Q'umukwa (Chief of the Undersea World) mask. Deeply carved and painted mask with a large bulbous nose, sweeping brows, prominent cheeks, deeply layered planes, a receding forehead and jaw, and an open, projecting mouth with a fin-like fold on either side. Bear-like ears and small round cutout eyes. Black is overpainted on ultramarine blue with white, red and blue details. Nails on top with fibre remnants and cords attached to back.

History Of Use

The Q'umukwa mask is usually shown during a sisawk, or chief’s ceremonial, in which families display their rights to status, wealth and power by representing smayustas, ancestral origin stories, in dance and song. It is said that Q’umukwa lives beneath the ocean in a house made of copper, wears an enormous hat and has authority over all undersea creatures. The Nuxalk Tallyuumc people – whose original village, Talyu, was located at the end of a long inlet now known as South Bentinck Arm, the name given by George Vancouver in 1793 – have a smayusta that ties their own history to Q’umukwa, Chief of the Undersea World, or Wealthy One. That complex and lengthy narrative, only briefly summarized here, tells of a young male ancestor worried that he will not live up to the fame of his father. He leaves the village to pine, but then sees Q’umukwa’s copper house rise up from the water. The young man is invited in by a seal; there he witnesses the sea creatures dancing, and is bestowed with supernatural rights and privileges.
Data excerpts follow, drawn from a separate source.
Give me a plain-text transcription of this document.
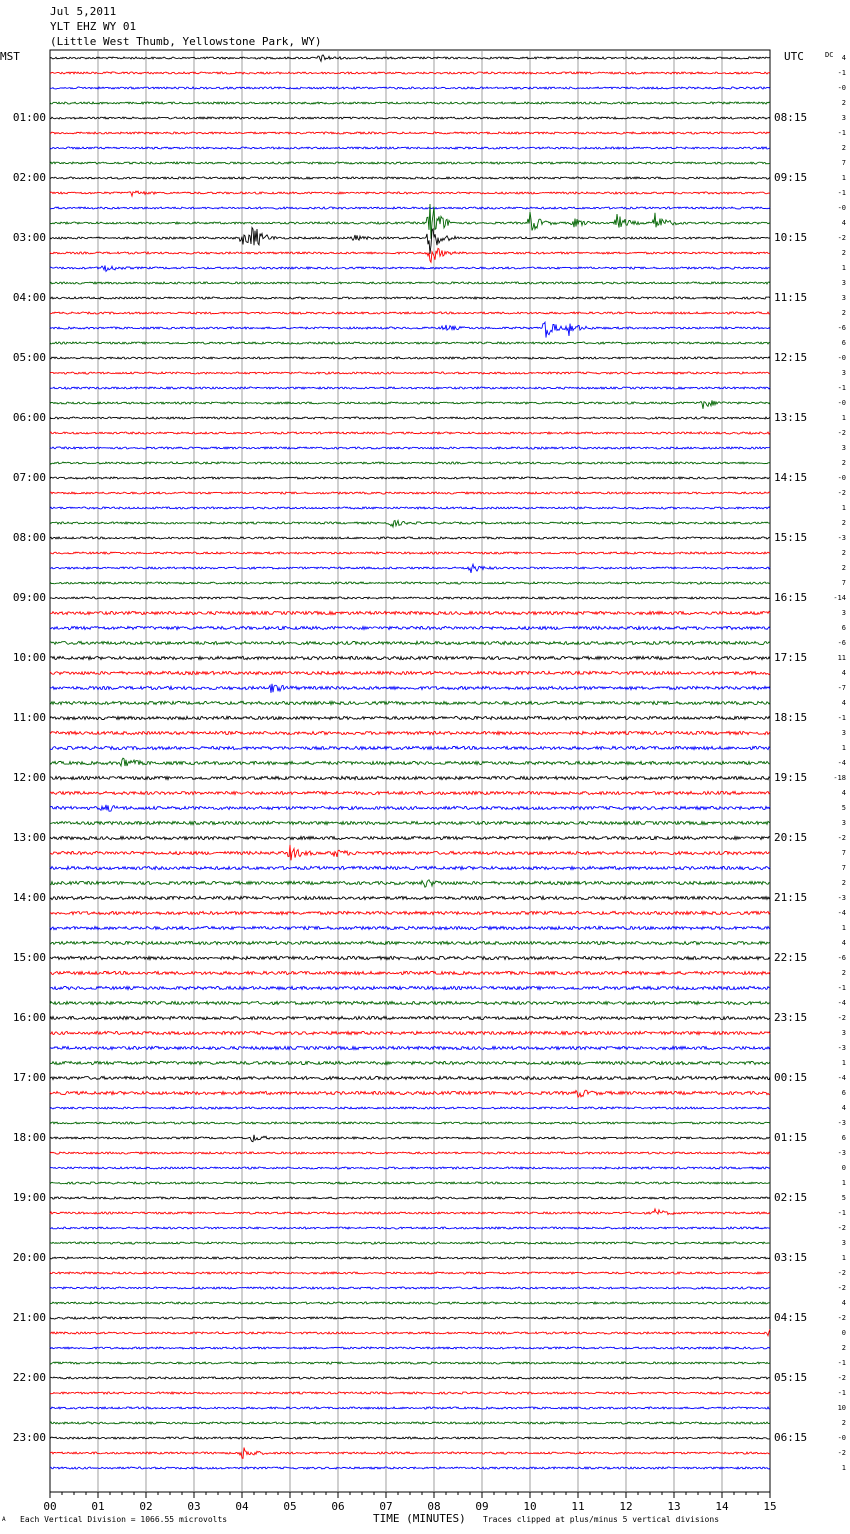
Jul 5,2011
YLT EHZ WY 01
(Little West Thumb, Yellowstone Park, WY)
MST	UTC	DC
01:00
02:00
03:00
04:00
05:00
06:00
07:00
08:00
09:00
10:00
11:00
12:00
13:00
14:00
15:00
16:00
17:00
18:00
19:00
20:00
21:00
22:00
23:00
08:15
09:15
10:15
11:15
12:15
13:15
14:15
15:15
16:15
17:15
18:15
19:15
20:15
21:15
22:15
23:15
00:15
01:15
02:15
03:15
04:15
05:15
06:15
4
-1
-0
2
3
-1
2
7
1
-1
-0
4
-2
2
1
3
3
2
-6
6
-0
3
-1
-0
1
-2
3
2
-0
-2
1
2
-3
2
2
7
-14
3
6
-6
11
4
-7
4
-1
3
1
-4
-18
4
5
3
-2
7
7
2
-3
-4
1
4
-6
2
-1
-4
-2
3
-3
1
-4
6
4
-3
6
-3
0
1
5
-1
-2
3
1
-2
-2
4
-2
0
2
-1
-2
-1
10
2
-0
-2
1
00	01	02	03	04	05	06	07	08	09	10	11	12	13	14	15
A Each Vertical Division = 1066.55 microvolts	TIME (MINUTES) Traces clipped at plus/minus 5 vertical divisions
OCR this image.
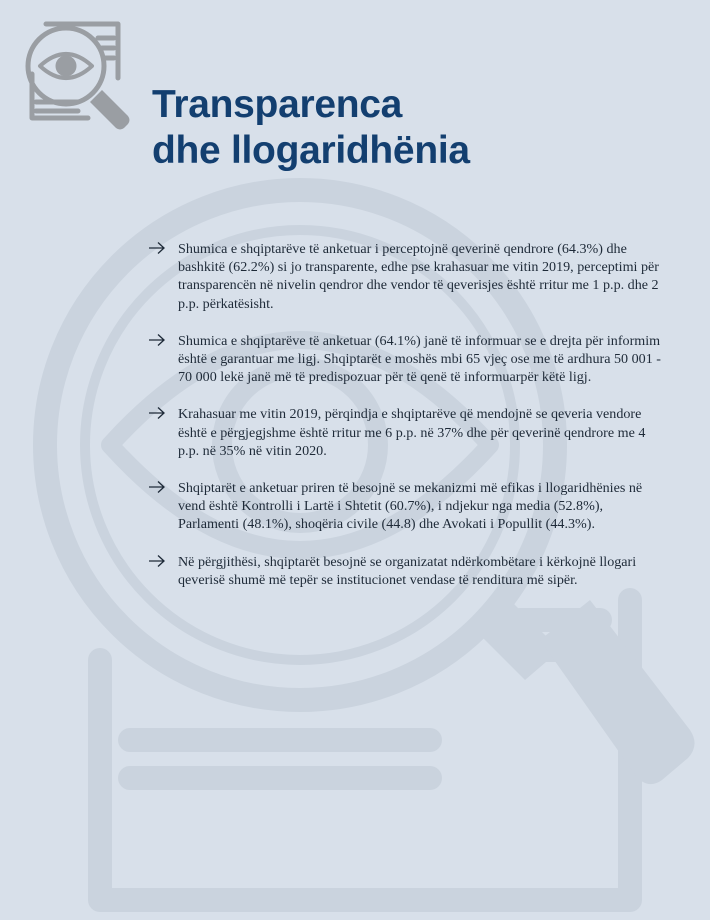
Transparenca
dhe llogaridhënia
Shumica e shqiptarëve të anketuar i perceptojnë qeverinë qendrore (64.3%) dhe bashkitë (62.2%) si jo transparente, edhe pse krahasuar me vitin 2019, perceptimi për transparencën në nivelin qendror dhe vendor të qeverisjes është rritur me 1 p.p. dhe 2 p.p. përkatësisht.
Shumica e shqiptarëve të anketuar (64.1%) janë të informuar se e drejta për informim është e garantuar me ligj. Shqiptarët e moshës mbi 65 vjeç ose me të ardhura 50 001 - 70 000 lekë janë më të predispozuar për të qenë të informuarpër këtë ligj.
Krahasuar me vitin 2019, përqindja e shqiptarëve që mendojnë se qeveria vendore është e përgjegjshme është rritur me 6 p.p. në 37% dhe për qeverinë qendrore me 4 p.p. në 35% në vitin 2020.
Shqiptarët e anketuar priren të besojnë se mekanizmi më efikas i llogaridhënies në vend është Kontrolli i Lartë i Shtetit (60.7%), i ndjekur nga media (52.8%), Parlamenti (48.1%), shoqëria civile (44.8) dhe Avokati i Popullit (44.3%).
Në përgjithësi, shqiptarët besojnë se organizatat ndërkombëtare i kërkojnë llogari qeverisë shumë më tepër se institucionet vendase të renditura më sipër.
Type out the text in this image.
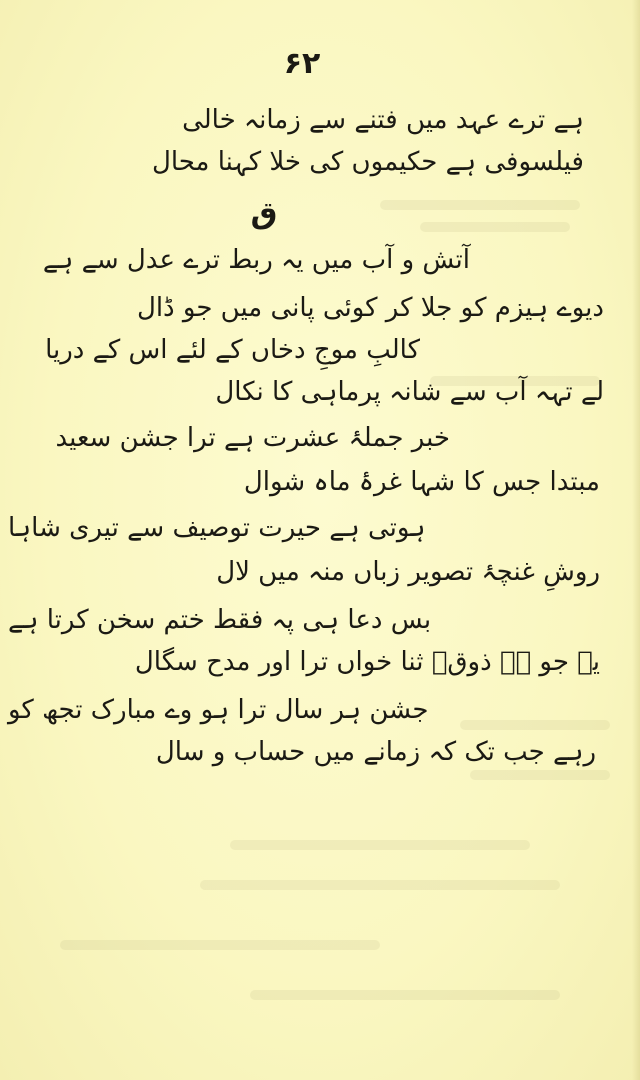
۶۲
ہے ترے عہد میں فتنے سے زمانہ خالی
فیلسوفی ہے حکیموں کی خلا کہنا محال
ق
آتش و آب میں یہ ربط ترے عدل سے ہے
دیوے ہیزم کو جلا کر کوئی پانی میں جو ڈال
کالبِ موجِ دخاں کے لئے اس کے دریا
لے تہہ آب سے شانہ پرماہی کا نکال
خبر جملۂ عشرت ہے ترا جشن سعید
مبتدا جس کا شہا غرۂ ماہ شوال
ہوتی ہے حیرت توصیف سے تیری شاہا
روشِ غنچۂ تصویر زباں منہ میں لال
بس دعا ہی پہ فقط ختم سخن کرتا ہے
یہ جو ہے ذوقؔ ثنا خواں ترا اور مدح سگال
جشن ہر سال ترا ہو وے مبارک تجھ کو
رہے جب تک کہ زمانے میں حساب و سال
When he returns home, he builds a replica of Q’umukwa’s house and becomes a highly respected chief.

Iconographic Meaning

This mask depicts the supernatural being Q’umukwa, the Nuxalk name for “Chief of the Undersea World” or “Wealthy One.”

Narrative

The mask is documented as having been gifted to a school teacher in Bella Coola, Agnes Balkwill, between 1914 and 1915; her descendants eventually sold it, and MOA purchased it from a Vancouver gallery in 1994.